Un spectacle intelligent et percutant, qui vous parlera forcement (littéralement).

Koulounisation, c’est une question de langage. Une question pour des réponses qui semblent se multiplier d’elles-mêmes. L’histoire des mots est parfois beaucoup plus significative qu’on ne pourrait l’imaginer. À travers un théâtre documenté, nourrit par son histoire et ses interrogations à propos de la colonisation française en Algérie, Salim Djaferi exploite la sémantique et l’idéologie du mot « colonisation » pour comprendre. Non sans nous arracher quelques rires, ce metteur en scène, acteur, auteur et performeur, formé au conservatoire Royal de Liège, creuse derrière l’absurdité dont fait preuve le langage pour dévoiler celle de l’Histoire.

Pourtant loin du modèle de la pièce moralisatrice, ce sujet fort nous apparait sous un œil nouveau, celui des mots. Si tout démarre d’une question, comment dire colonisation en arabe, les réponses font le reste du spectacle en dévoilant toujours plus de questions ; comment on arrive de cette identité à une autre ? Est-ce que la traduction de ma mère est la même que celle des livres ? Pourquoi on ne peut traduire un verbe en français quand le concept en lui-même vient de cette langue ? Est-ce que changer de point de vue modifie la réalité ? Et puis, il n’y a pas que le mot « colonisation » qui semble souffrir, « La Guerre d’Algérie » existe sous le mot de « Révolution » dans les librairies d’Alger. Le langage est aussi un motif de division, il y a ceux qui disent comme ça car ils ont vécu ça, et ceux qui disent autrement car ils ont vécu autre chose.

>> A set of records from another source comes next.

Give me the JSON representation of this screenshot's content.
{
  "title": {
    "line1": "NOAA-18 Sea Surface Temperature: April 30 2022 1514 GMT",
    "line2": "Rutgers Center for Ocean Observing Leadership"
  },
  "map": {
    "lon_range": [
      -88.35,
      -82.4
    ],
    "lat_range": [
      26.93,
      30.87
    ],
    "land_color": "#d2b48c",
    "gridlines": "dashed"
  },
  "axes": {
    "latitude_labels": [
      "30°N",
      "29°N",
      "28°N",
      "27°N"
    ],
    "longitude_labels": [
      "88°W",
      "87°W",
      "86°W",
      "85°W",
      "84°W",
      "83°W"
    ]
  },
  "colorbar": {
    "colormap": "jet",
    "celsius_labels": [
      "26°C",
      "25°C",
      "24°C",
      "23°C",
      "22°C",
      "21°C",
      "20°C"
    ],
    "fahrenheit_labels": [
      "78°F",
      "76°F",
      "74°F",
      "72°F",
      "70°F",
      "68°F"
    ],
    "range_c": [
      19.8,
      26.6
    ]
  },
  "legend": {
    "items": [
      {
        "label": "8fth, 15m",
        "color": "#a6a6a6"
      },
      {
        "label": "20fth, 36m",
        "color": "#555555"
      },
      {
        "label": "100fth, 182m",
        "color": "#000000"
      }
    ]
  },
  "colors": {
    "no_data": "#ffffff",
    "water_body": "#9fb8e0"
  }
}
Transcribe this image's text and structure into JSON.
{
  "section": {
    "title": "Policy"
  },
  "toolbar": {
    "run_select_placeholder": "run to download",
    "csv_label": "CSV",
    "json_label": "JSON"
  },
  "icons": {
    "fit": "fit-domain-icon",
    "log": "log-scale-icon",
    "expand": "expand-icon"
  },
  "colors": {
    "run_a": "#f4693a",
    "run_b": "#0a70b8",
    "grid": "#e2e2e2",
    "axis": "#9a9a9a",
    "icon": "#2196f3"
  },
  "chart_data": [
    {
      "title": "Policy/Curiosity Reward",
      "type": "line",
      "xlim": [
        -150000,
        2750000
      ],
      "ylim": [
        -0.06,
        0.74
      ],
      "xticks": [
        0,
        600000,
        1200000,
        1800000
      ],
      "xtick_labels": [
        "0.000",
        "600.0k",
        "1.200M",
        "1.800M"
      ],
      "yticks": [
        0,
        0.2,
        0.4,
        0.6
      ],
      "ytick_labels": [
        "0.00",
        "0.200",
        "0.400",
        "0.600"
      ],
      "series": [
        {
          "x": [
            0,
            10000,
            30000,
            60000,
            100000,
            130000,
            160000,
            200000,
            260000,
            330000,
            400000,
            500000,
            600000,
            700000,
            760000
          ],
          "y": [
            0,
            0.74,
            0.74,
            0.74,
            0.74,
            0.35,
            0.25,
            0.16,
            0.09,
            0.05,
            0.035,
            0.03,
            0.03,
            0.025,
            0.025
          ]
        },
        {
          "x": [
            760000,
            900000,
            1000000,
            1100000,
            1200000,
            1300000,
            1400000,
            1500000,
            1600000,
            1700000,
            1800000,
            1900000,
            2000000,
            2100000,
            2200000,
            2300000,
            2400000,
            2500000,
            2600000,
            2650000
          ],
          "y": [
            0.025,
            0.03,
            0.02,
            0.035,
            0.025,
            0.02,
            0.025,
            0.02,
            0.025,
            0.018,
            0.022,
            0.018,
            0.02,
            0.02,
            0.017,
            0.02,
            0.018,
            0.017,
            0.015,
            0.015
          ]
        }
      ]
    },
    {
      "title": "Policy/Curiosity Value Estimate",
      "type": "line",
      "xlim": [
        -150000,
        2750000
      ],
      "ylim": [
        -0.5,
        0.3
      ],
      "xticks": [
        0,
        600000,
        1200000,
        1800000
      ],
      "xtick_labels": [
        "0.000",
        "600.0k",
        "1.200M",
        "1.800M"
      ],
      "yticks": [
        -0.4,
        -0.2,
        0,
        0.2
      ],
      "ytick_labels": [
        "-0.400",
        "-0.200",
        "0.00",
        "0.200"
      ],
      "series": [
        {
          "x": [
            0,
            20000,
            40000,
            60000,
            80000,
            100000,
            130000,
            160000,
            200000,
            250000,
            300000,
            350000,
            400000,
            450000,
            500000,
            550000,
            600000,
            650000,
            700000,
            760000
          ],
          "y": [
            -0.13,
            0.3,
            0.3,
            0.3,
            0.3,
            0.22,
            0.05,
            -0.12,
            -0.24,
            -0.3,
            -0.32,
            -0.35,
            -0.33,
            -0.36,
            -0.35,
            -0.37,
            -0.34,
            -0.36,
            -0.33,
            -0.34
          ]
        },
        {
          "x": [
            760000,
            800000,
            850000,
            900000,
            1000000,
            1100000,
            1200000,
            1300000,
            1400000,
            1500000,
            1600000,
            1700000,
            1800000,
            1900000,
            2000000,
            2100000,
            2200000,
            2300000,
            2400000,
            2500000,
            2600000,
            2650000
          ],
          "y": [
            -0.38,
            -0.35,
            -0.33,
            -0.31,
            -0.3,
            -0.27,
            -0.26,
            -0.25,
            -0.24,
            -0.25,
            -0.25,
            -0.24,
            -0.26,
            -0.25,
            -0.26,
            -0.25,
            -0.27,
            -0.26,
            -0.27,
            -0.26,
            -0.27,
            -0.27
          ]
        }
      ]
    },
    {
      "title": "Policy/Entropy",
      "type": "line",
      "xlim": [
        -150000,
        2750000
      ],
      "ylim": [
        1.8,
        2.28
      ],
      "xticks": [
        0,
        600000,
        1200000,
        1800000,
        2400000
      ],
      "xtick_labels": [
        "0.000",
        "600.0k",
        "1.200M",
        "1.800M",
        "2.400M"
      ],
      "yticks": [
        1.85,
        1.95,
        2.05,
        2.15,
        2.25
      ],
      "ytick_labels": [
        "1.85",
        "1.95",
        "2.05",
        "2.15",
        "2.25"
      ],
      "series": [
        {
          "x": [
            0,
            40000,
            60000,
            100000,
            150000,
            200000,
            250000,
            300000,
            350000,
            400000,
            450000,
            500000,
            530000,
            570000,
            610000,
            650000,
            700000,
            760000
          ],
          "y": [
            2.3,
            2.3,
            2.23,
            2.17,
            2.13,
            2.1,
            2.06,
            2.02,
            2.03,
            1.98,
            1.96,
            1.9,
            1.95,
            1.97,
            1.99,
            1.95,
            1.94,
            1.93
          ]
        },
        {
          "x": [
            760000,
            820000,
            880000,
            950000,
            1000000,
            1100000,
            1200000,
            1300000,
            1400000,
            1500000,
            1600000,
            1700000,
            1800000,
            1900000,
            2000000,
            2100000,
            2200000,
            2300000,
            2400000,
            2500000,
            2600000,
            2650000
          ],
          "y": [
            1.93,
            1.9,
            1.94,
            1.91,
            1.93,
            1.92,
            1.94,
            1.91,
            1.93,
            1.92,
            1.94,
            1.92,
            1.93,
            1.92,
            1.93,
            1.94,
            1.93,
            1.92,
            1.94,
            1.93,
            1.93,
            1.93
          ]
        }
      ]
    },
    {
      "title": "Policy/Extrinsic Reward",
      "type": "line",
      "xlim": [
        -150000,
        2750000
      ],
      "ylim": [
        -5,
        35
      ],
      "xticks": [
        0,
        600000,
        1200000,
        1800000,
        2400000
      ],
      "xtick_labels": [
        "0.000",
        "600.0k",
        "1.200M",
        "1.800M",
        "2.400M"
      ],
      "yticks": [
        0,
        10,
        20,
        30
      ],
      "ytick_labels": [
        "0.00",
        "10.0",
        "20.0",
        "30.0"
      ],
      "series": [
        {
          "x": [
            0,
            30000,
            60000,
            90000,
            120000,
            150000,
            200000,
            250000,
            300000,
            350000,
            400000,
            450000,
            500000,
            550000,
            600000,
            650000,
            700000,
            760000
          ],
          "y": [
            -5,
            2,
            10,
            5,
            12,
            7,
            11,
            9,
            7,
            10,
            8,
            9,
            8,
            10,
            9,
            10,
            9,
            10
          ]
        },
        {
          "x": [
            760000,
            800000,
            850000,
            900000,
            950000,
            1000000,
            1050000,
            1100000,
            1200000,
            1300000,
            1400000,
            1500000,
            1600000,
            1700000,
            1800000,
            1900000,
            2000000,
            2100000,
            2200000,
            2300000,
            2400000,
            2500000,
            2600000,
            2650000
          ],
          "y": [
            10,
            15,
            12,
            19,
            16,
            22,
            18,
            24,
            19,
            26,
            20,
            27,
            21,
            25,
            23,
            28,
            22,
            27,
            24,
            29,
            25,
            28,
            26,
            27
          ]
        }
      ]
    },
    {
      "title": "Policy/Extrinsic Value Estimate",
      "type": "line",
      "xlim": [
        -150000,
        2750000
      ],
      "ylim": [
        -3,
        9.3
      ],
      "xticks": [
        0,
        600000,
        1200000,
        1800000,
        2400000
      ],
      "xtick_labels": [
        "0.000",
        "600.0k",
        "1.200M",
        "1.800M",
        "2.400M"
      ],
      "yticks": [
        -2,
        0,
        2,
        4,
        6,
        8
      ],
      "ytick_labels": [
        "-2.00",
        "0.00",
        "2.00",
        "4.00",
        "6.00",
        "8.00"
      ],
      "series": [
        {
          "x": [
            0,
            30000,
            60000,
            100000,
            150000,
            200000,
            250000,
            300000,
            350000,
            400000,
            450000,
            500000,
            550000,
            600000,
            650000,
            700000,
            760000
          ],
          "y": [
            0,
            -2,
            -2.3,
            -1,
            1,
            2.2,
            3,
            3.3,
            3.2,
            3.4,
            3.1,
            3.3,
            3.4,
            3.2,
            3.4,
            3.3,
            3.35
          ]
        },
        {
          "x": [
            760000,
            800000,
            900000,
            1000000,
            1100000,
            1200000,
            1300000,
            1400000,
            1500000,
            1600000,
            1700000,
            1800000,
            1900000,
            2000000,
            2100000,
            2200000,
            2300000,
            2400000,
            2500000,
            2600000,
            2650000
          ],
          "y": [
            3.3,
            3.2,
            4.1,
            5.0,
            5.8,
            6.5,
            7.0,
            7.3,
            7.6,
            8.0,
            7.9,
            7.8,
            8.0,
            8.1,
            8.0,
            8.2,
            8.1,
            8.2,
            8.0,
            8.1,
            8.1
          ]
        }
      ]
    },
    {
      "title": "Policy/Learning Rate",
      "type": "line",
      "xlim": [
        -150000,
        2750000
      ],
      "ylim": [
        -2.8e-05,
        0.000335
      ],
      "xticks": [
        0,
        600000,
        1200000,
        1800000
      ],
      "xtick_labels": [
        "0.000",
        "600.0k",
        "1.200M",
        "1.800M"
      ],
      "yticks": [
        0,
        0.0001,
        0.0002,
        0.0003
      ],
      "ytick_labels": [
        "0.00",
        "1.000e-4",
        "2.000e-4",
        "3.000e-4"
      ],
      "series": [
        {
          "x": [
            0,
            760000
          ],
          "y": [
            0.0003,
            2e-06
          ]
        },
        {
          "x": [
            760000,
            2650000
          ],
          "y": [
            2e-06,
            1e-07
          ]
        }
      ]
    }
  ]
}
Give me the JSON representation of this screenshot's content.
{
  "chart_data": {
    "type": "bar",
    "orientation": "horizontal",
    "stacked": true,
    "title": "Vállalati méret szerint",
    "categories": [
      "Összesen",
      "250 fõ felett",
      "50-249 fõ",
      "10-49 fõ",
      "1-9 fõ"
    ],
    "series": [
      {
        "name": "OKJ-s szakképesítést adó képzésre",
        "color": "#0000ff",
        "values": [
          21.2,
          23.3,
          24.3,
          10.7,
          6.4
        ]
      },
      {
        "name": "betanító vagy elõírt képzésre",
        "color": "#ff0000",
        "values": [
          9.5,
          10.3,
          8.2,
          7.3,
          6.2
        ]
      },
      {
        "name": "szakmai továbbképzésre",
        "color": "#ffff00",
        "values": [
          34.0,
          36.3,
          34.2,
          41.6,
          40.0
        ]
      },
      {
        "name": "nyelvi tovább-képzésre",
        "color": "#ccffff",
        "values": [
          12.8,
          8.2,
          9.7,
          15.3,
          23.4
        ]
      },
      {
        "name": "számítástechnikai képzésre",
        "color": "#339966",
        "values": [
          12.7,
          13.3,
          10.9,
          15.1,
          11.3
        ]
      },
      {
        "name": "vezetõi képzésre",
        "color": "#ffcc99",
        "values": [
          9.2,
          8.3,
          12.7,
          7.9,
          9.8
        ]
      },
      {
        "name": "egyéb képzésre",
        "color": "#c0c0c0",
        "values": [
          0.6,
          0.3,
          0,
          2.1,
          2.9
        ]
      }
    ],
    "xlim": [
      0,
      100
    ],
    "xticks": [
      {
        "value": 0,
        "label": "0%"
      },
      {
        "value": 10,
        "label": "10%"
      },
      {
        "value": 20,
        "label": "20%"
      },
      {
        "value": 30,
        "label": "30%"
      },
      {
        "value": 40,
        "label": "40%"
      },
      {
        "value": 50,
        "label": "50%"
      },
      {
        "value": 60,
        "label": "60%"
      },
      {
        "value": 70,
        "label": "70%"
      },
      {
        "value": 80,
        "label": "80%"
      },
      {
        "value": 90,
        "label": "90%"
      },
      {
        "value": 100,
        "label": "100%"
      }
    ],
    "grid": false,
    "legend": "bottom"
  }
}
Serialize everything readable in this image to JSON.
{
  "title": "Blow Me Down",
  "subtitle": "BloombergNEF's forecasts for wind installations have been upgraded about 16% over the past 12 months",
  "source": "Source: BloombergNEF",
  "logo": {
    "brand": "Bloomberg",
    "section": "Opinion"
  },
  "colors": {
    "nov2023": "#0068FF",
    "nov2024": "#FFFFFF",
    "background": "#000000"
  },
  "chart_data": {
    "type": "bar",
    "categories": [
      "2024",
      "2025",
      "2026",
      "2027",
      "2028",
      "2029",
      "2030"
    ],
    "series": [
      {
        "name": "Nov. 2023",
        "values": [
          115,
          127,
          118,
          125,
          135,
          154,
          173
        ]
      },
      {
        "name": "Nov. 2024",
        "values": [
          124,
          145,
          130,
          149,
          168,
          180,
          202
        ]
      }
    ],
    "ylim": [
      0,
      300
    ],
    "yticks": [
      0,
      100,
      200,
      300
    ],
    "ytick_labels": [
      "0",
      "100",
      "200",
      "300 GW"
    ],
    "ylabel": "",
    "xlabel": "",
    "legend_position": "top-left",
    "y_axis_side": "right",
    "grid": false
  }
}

Salim Djaferi nous parle, ou plutôt nous explique, avec une voix posée, devant un public éclairé et présent, comment les mots fonctionnent et résonnent avec la vérité. Tout en occupant l’espace de manière symbolique, il nous fait une leçon de linguistique qui s’annonce révélatrice. Ses mouvements et actions sur scène sont réfléchis et suffisent à commenter la pièce en silence. Les exemples que l’acteur utilise dans son discours sont le meilleur moyen de comprendre les concepts théoriques de la langue, c’est là aussi qu’intervient son histoire et celle de ses proches. Un exposé pas comme les autres qui captera toute votre attention…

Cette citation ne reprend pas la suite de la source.